Unfortunately, though, the effects
of the court’s decision to deem that portion of the Texas law constitutional extend well beyond Texas. During a trial this week in a federal court in Alabama, attorneys for the State of Alabama argued that the court should not be concerned about the impact of a similar requirement there, under HB 57, because even if it closes clinics women in Alabama are no worse off in terms of accessing reproductive health care than if they lived in neighboring states.
For those patients who have to travel to access care, the state argued that even if access is cut by 40 percent, as advocates claim it will be, those travel restrictions aren’t unreasonable compared to neighboring states like Florida, Georgia, and
Let’s pause here for a second.
The heart of the State of Alabama’s argument is that even if Planned Parenthood is right and this admitting privileges law forces some of its clinics to close, because they can’t comply with the law for whatever reason, that’s OK because then Alabama will be in line with the precedent Texas has set in ignoring women’s constitutionally guaranteed reproductive rights. It doesn’t matter that the Fifth Circuit’s decision in Planned Parenthood v. Abbott isn’t binding on the court in Alabama, nor does it matter that the Texas experience of rapid clinic closures under admitting privileges requirements is not directly relevant to the Alabama case.
Normalizing the idea that patients should have to travel far distances to access abortion care and upholding the law that made it possible, the decision by the Fifth Circuit did enough already.
In the event the trial court is feeling sympathetic to the plaintiffs challenging the restriction, attorneys for the State of Alabama argued
it should not. According to the state, the clinics most at risk for closure could comply with the law, they just haven’t tried hard enough. For instance, attorneys for the state argue that the real explanation for Planned Parenthood’s difficulty in recruiting doctors is low pay, not threats of intimidation and violence. “The plaintiffs have been paying their abortion doctors roughly the same price per abortion for a long time, which is less than doctors are paid for performing comparable procedures,” the state argues in its trial brief. “The evidence will show that the plaintiffs presently rely on a small pool of part-time doctors who are ideologically motivated to provide abortions, even if they do not need additional income. Despite the plaintiffs’ assertions that doctors in Alabama refuse to provide abortions because of violence or other non-economic considerations, there will be no Alabama doctor who testifies that violence or other non-economic considerations prevented him or her from performing abortions.”

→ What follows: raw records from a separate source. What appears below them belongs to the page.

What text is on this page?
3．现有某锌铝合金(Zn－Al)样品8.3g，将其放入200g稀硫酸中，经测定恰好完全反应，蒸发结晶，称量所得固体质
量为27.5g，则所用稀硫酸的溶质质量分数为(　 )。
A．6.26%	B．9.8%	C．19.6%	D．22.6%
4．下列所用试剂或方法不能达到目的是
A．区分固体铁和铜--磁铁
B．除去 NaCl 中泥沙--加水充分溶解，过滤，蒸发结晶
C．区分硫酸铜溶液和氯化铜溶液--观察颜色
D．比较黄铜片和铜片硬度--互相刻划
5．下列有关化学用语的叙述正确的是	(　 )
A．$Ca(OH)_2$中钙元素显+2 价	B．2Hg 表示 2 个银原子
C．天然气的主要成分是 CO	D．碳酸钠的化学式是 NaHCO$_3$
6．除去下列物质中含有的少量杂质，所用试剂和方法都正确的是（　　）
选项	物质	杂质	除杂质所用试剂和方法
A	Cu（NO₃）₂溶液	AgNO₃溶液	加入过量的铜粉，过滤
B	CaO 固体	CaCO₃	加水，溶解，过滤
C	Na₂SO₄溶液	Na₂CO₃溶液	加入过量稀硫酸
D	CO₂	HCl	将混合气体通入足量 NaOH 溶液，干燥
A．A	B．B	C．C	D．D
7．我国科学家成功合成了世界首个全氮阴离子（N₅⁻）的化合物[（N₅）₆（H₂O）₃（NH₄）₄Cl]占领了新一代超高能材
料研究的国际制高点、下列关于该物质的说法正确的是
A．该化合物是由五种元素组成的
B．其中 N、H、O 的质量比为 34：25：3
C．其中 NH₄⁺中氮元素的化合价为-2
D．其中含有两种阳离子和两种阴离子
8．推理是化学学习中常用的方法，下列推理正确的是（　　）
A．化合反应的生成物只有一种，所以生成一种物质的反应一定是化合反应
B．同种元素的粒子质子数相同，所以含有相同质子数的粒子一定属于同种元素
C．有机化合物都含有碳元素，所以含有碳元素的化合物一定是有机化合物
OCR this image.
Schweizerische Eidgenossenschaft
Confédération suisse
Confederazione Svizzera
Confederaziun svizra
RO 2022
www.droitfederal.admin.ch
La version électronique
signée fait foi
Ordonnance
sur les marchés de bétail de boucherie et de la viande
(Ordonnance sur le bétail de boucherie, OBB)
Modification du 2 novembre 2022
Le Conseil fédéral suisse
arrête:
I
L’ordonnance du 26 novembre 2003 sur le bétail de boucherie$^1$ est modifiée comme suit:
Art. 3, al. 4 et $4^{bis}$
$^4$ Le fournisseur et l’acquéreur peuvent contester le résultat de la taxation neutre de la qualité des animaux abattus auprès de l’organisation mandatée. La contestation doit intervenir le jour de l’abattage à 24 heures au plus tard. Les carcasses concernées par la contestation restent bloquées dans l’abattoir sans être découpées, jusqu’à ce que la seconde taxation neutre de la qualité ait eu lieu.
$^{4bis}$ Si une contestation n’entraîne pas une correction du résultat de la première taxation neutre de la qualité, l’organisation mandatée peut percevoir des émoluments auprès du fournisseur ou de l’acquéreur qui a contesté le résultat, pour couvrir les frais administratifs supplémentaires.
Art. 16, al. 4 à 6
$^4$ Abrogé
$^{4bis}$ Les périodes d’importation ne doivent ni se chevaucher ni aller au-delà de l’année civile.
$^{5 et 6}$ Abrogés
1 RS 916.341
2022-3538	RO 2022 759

The rest of the state’s trial brief explains that any real loss of rights that the law would bring are not ripe yet—which is another way of saying that the courts should wait until there are women willing to come before the court and detail how the Alabama law prevented them from accessing abortion care when they needed it before considering whether the law is unconstitutional.
Finally, the state closed by arguing that Planned Parenthood shouldn’t even be allowed to bring the lawsuit. “The evidence at trial will also establish that the plaintiffs lack the standing to bring this claim on behalf of their patients,” the state’s attorneys said. “It will highlight the conflict of interest between businesses, which refuse even to attempt to comply with the health-and-safety regulations, and their customers, which are the intended beneficiaries of the health-and-safety regulation.”

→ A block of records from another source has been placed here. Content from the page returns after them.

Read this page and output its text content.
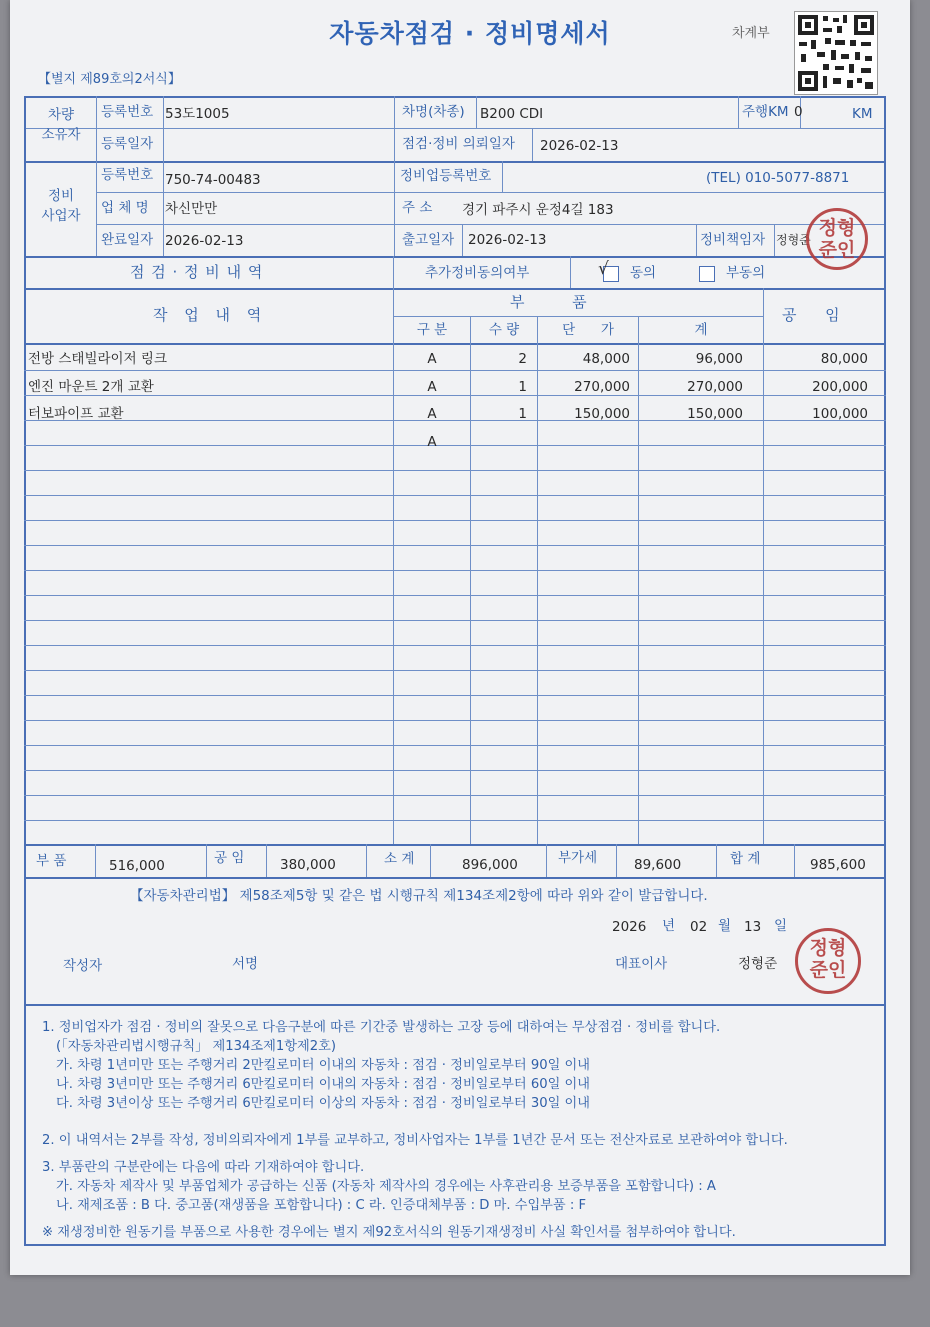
자동차점검 · 정비명세서	차계부
【별지 제89호의2서식】
차량
소유자
등록번호 53도1005	차명(차종) B200 CDI	주행KM 0	KM
등록일자	점검·정비 의뢰일자 2026-02-13
정비
사업자
등록번호 750-74-00483	정비업등록번호	(TEL) 010-5077-8871
업 체 명 차신만만	주 소 경기 파주시 운정4길 183
완료일자 2026-02-13	출고일자 2026-02-13	정비책임자 정형준
점 검 · 정 비 내 역	추가정비동의여부	√ 동의	부동의
작 업 내 역
부          품
공      임
구 분	수 량	단      가	계
전방 스태빌라이저 링크	A	2	48,000	96,000	80,000
엔진 마운트 2개 교환	A	1	270,000	270,000	200,000
터보파이프 교환	A	1	150,000	150,000	100,000
A
부 품	516,000	공 임	380,000	소 계	896,000	부가세	89,600	합 계	985,600
【자동차관리법】 제58조제5항 및 같은 법 시행규칙 제134조제2항에 따라 위와 같이 발급합니다.
2026 년 02 월 13 일
작성자	서명	대표이사	정형준
정형
준인
정형
준인
1. 정비업자가 점검 · 정비의 잘못으로 다음구분에 따른 기간중 발생하는 고장 등에 대하여는 무상점검 · 정비를 합니다.
(「자동차관리법시행규칙」 제134조제1항제2호)
가. 차령 1년미만 또는 주행거리 2만킬로미터 이내의 자동차 : 점검 · 정비일로부터 90일 이내
나. 차령 3년미만 또는 주행거리 6만킬로미터 이내의 자동차 : 점검 · 정비일로부터 60일 이내
다. 차령 3년이상 또는 주행거리 6만킬로미터 이상의 자동차 : 점검 · 정비일로부터 30일 이내
2. 이 내역서는 2부를 작성, 정비의뢰자에게 1부를 교부하고, 정비사업자는 1부를 1년간 문서 또는 전산자료로 보관하여야 합니다.
3. 부품란의 구분란에는 다음에 따라 기재하여야 합니다.
가. 자동차 제작사 및 부품업체가 공급하는 신품 (자동차 제작사의 경우에는 사후관리용 보증부품을 포함합니다) : A
나. 재제조품 : B 다. 중고품(재생품을 포함합니다) : C 라. 인증대체부품 : D 마. 수입부품 : F
※ 재생정비한 원동기를 부품으로 사용한 경우에는 별지 제92호서식의 원동기재생정비 사실 확인서를 첨부하여야 합니다.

This argument, buried at the close of the state’s brief, is an important one. There is a long line of precedent that allows health-care providers to challenge the constitutionality of abortion regulations on behalf of their patients. This idea of “third party standing’” is an important one simply as a practical matter. Lawsuits are expensive, time-consuming matters, and allowing doctors and clinics to assert claims on behalf of patients helps assure
those claims get brought forward and to help spread the cost of pushing back against unconstitutional state action.
But as the State of Alabama’s defense of HB 57 makes clear, admitting privileges
legislation is more about driving a wedge between low-income patients and their reproductive health-care providers then about protecting patient safety. Instead of defending the merits of the law with evidence of improved patient care under states that have next to no reproductive health-care providers, attorneys for Alabama attacked Planned Parenthood almost as if it doesn’t matter to them that the federal court believes the law is reasonable so long as the court finds Planned Parenthood unlikeable.
The trial on the Alabama admitting privileges law is expected to last into the beginning of June.